A note on P J Proby (from Wikipedia)
Born James Marcus Smith, November 6, 1938, Houston, Texas, this singer, songwriter and actor is noted for theatrical portrayals of Presley and Orbison and interpretations of old standards in the vein of Nat king Cole or Tony Bennett. His stage name was suggested by friend and songwriter Sharon Sheeley who remembered an old boyfriend with the name.
His father was VP of a big bank. He was educated at various military academies and later moved to California to be a movie actor. As Jett Powers he had minor roles and 2 singles on an independent label went unnoticed. In 1962 he began writing and recording demos for artists such as Elvis and Johnny Cash.
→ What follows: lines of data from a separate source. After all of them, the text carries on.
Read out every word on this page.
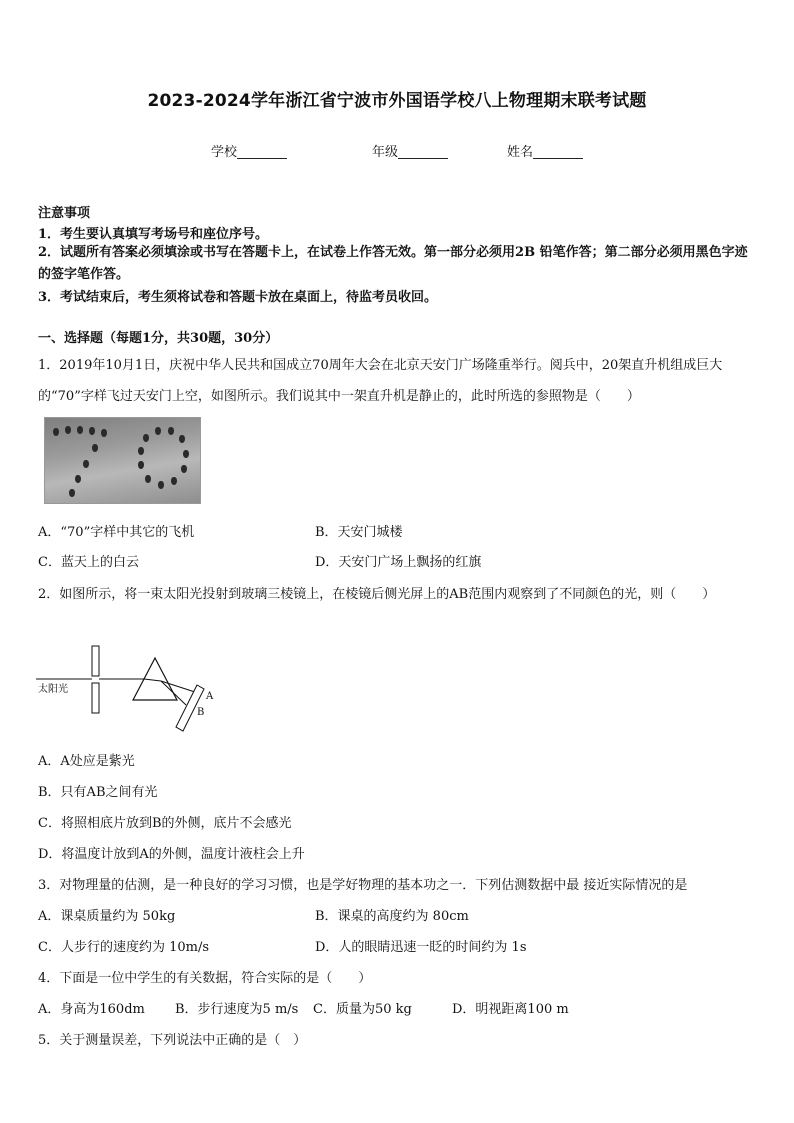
2023-2024学年浙江省宁波市外国语学校八上物理期末联考试题
学校	年级	姓名
注意事项
1．考生要认真填写考场号和座位序号。
2．试题所有答案必须填涂或书写在答题卡上，在试卷上作答无效。第一部分必须用2B 铅笔作答；第二部分必须用黑色字迹的签字笔作答。
3．考试结束后，考生须将试卷和答题卡放在桌面上，待监考员收回。
一、选择题（每题1分，共30题，30分）
1．2019年10月1日，庆祝中华人民共和国成立70周年大会在北京天安门广场隆重举行。阅兵中，20架直升机组成巨大的“70”字样飞过天安门上空，如图所示。我们说其中一架直升机是静止的，此时所选的参照物是（　　）
A．“70”字样中其它的飞机	B．天安门城楼
C．蓝天上的白云	D．天安门广场上飘扬的红旗
2．如图所示，将一束太阳光投射到玻璃三棱镜上，在棱镜后侧光屏上的AB范围内观察到了不同颜色的光，则（　　）
太阳光
A
B
A．A处应是紫光
B．只有AB之间有光
C．将照相底片放到B的外侧，底片不会感光
D．将温度计放到A的外侧，温度计液柱会上升
3．对物理量的估测，是一种良好的学习习惯，也是学好物理的基本功之一．下列估测数据中最 接近实际情况的是
A．课桌质量约为 50kg	B．课桌的高度约为 80cm
C．人步行的速度约为 10m/s	D．人的眼睛迅速一眨的时间约为 1s
4．下面是一位中学生的有关数据，符合实际的是（　　）
A．身高为160dm B．步行速度为5 m/s C．质量为50 kg	D．明视距离100 m
5．关于测量误差，下列说法中正确的是（　）
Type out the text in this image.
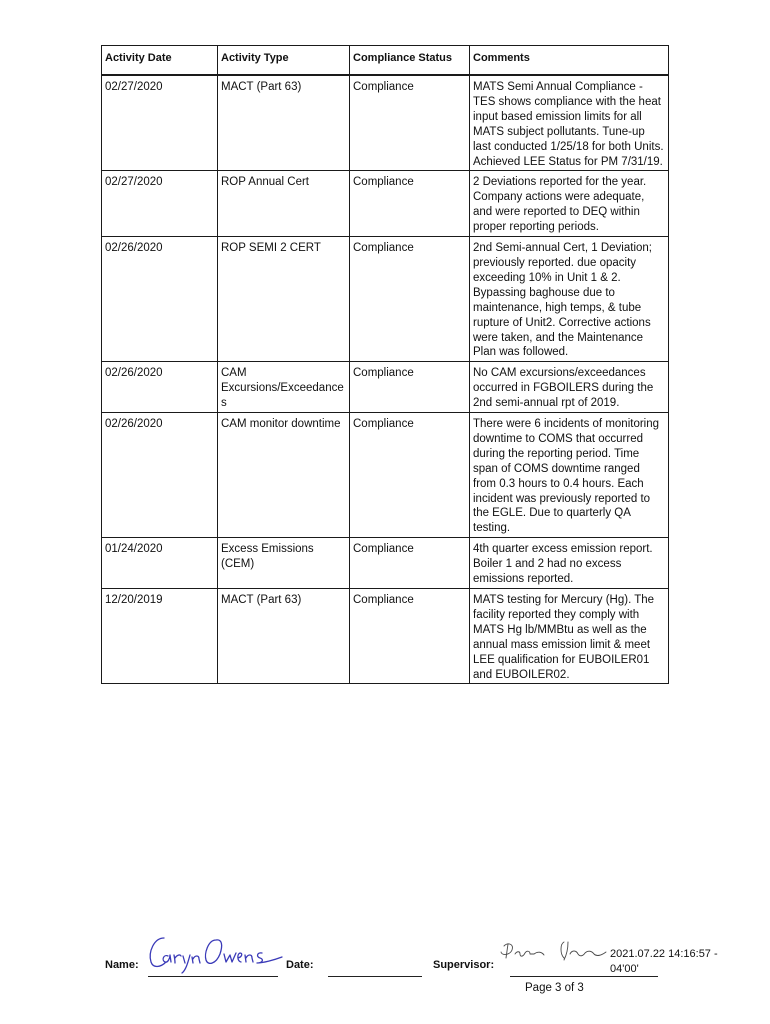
Activity Date	Activity Type	Compliance Status	Comments
02/27/2020	MACT (Part 63)	Compliance	MATS Semi Annual Compliance - TES shows compliance with the heat input based emission limits for all MATS subject pollutants. Tune-up last conducted 1/25/18 for both Units. Achieved LEE Status for PM 7/31/19.
02/27/2020	ROP Annual Cert	Compliance	2 Deviations reported for the year. Company actions were adequate, and were reported to DEQ within proper reporting periods.
02/26/2020	ROP SEMI 2 CERT	Compliance	2nd Semi-annual Cert, 1 Deviation; previously reported. due opacity exceeding 10% in Unit 1 & 2. Bypassing baghouse due to maintenance, high temps, & tube rupture of Unit2. Corrective actions were taken, and the Maintenance Plan was followed.
02/26/2020	CAM Excursions/Exceedances	Compliance	No CAM excursions/exceedances occurred in FGBOILERS during the 2nd semi-annual rpt of 2019.
02/26/2020	CAM monitor downtime	Compliance	There were 6 incidents of monitoring downtime to COMS that occurred during the reporting period. Time span of COMS downtime ranged from 0.3 hours to 0.4 hours. Each incident was previously reported to the EGLE. Due to quarterly QA testing.
01/24/2020	Excess Emissions (CEM)	Compliance	4th quarter excess emission report. Boiler 1 and 2 had no excess emissions reported.
12/20/2019	MACT (Part 63)	Compliance	MATS testing for Mercury (Hg). The facility reported they comply with MATS Hg lb/MMBtu as well as the annual mass emission limit & meet LEE qualification for EUBOILER01 and EUBOILER02.
Name:	Date:	Supervisor:
2021.07.22 14:16:57 -
04'00'
Page 3 of 3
Sheeley took him to audition at Liberty Records. He soon created his fashion image of a pony-tail tied back with a ribbon, swashbuckling pirate shirts and buckled shoes. In addition, he wore skin-tight suits of velvet in different colours. London based from 1964 he began to have hits but a royalty dispute broke his run of UK successes.
His career was also affected by controversy. His trousers split during a concert. Women in the audience went wild. Somehow, they split again at the next venue. Critics, and the audience, were divided on whether it was a gimmick or eccentricism. During a 1967 concert they split again and he was dropped from the rest of the tour.
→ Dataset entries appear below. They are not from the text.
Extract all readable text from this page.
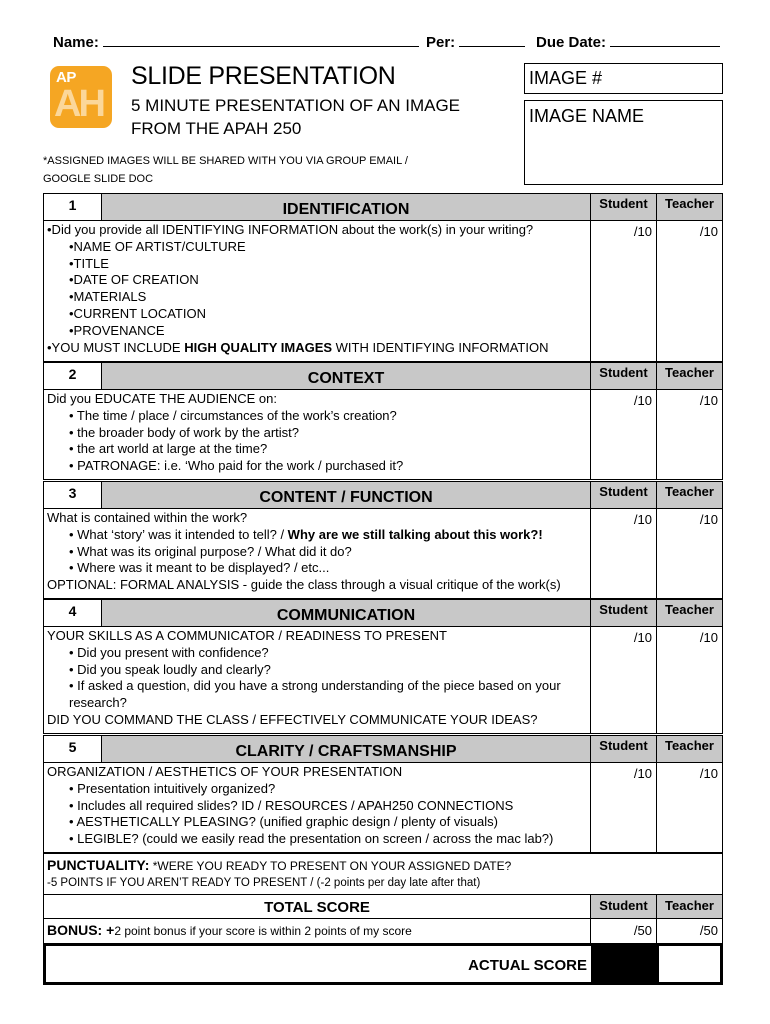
Name:	Per:	Due Date:
AP
AH
SLIDE PRESENTATION
5 MINUTE PRESENTATION OF AN IMAGE
FROM THE APAH 250
*ASSIGNED IMAGES WILL BE SHARED WITH YOU VIA GROUP EMAIL /
GOOGLE SLIDE DOC
IMAGE #
IMAGE NAME
1	IDENTIFICATION	Student	Teacher
•Did you provide all IDENTIFYING INFORMATION about the work(s) in your writing?
•NAME OF ARTIST/CULTURE
•TITLE
•DATE OF CREATION
•MATERIALS
•CURRENT LOCATION
•PROVENANCE
•YOU MUST INCLUDE HIGH QUALITY IMAGES WITH IDENTIFYING INFORMATION
/10	/10
2	CONTEXT	Student	Teacher
Did you EDUCATE THE AUDIENCE on:
• The time / place / circumstances of the work’s creation?
• the broader body of work by the artist?
• the art world at large at the time?
• PATRONAGE: i.e. ‘Who paid for the work / purchased it?
/10	/10
3	CONTENT / FUNCTION	Student	Teacher
What is contained within the work?
• What ‘story’ was it intended to tell? / Why are we still talking about this work?!
• What was its original purpose? / What did it do?
• Where was it meant to be displayed? / etc...
OPTIONAL: FORMAL ANALYSIS - guide the class through a visual critique of the work(s)
/10	/10
4	COMMUNICATION	Student	Teacher
YOUR SKILLS AS A COMMUNICATOR / READINESS TO PRESENT
• Did you present with confidence?
• Did you speak loudly and clearly?
• If asked a question, did you have a strong understanding of the piece based on your
research?
DID YOU COMMAND THE CLASS / EFFECTIVELY COMMUNICATE YOUR IDEAS?
/10	/10
5	CLARITY / CRAFTSMANSHIP	Student	Teacher
ORGANIZATION / AESTHETICS OF YOUR PRESENTATION
• Presentation intuitively organized?
• Includes all required slides? ID / RESOURCES / APAH250 CONNECTIONS
• AESTHETICALLY PLEASING? (unified graphic design / plenty of visuals)
• LEGIBLE? (could we easily read the presentation on screen / across the mac lab?)
/10	/10
PUNCTUALITY: *WERE YOU READY TO PRESENT ON YOUR ASSIGNED DATE?
-5 POINTS IF YOU AREN’T READY TO PRESENT / (-2 points per day late after that)
TOTAL SCORE	Student	Teacher
BONUS: +2 point bonus if your score is within 2 points of my score	/50	/50
ACTUAL SCORE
Back in the US he had a hit but poor managerial advice led to him briefly declaring himself bankrupt. He took some rest then but in September '68 recorded Three Week Hero. Released in '69 The Yardbirds (later Led Zeppelin) were his backing band.
In 1971 he had a successful West End run as Casio in a rock musical version of Othello (Catch My Soul). He continued to perform mostly in cabarets and nightclubs, singing 1960s ballads and rhythm 'n' blues material. In 1977, he portrayed Elvis in Elvis - The Musical, which received rave reviews and awards. It was following this that he recorded with Focus, the result chiefly of manager Yde de Jong being a fan.
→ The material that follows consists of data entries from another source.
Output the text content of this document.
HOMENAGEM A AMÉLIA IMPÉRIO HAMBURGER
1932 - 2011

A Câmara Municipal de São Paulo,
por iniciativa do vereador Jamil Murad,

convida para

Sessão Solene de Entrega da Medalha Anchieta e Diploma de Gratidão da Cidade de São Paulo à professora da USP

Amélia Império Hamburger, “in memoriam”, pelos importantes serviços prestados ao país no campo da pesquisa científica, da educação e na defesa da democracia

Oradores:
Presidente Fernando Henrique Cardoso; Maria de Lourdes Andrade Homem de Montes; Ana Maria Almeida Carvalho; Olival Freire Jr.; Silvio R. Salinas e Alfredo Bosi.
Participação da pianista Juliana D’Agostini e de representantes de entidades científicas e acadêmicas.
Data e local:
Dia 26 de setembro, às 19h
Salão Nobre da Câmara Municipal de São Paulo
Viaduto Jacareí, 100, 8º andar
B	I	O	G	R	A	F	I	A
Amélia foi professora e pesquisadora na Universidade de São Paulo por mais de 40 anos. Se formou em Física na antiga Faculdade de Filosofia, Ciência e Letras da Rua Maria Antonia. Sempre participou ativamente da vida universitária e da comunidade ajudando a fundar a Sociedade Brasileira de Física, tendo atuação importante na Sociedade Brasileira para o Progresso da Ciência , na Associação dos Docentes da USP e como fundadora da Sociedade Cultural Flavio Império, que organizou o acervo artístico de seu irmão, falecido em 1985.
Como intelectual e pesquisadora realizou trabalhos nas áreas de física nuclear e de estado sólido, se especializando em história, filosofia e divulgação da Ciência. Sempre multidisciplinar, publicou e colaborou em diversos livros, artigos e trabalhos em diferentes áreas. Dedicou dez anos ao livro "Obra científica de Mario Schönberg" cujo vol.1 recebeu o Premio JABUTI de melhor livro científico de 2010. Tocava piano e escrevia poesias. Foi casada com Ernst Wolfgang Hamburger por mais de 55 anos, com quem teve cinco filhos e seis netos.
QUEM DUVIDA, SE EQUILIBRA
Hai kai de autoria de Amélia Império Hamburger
He then returned to singing in clubs. By 1990 he was suffering from alcoholism, living in Bolton but did produce an album Thanks. He enjoyed minor success with covers of Anarchy in the UK and other unexpected material but was neglected by the media. Following his return to the public eye, in 1991, he suffered a heart attack, curtailing activities until 1993, when he appeared in a Jack Good biomusical Good Rockin' Tonite as himself. In 1995 he was in a Roy Orbison tribute show Only the Lonely. By 1996 he was again doing the Elvis musical. In 1997, he toured with The Who, performing as "The Godfather" in the road production of Quadrophenia. Now into his seventies, he continues to tour. In 2007 he was accused of benefit fraud, something he strongly denies.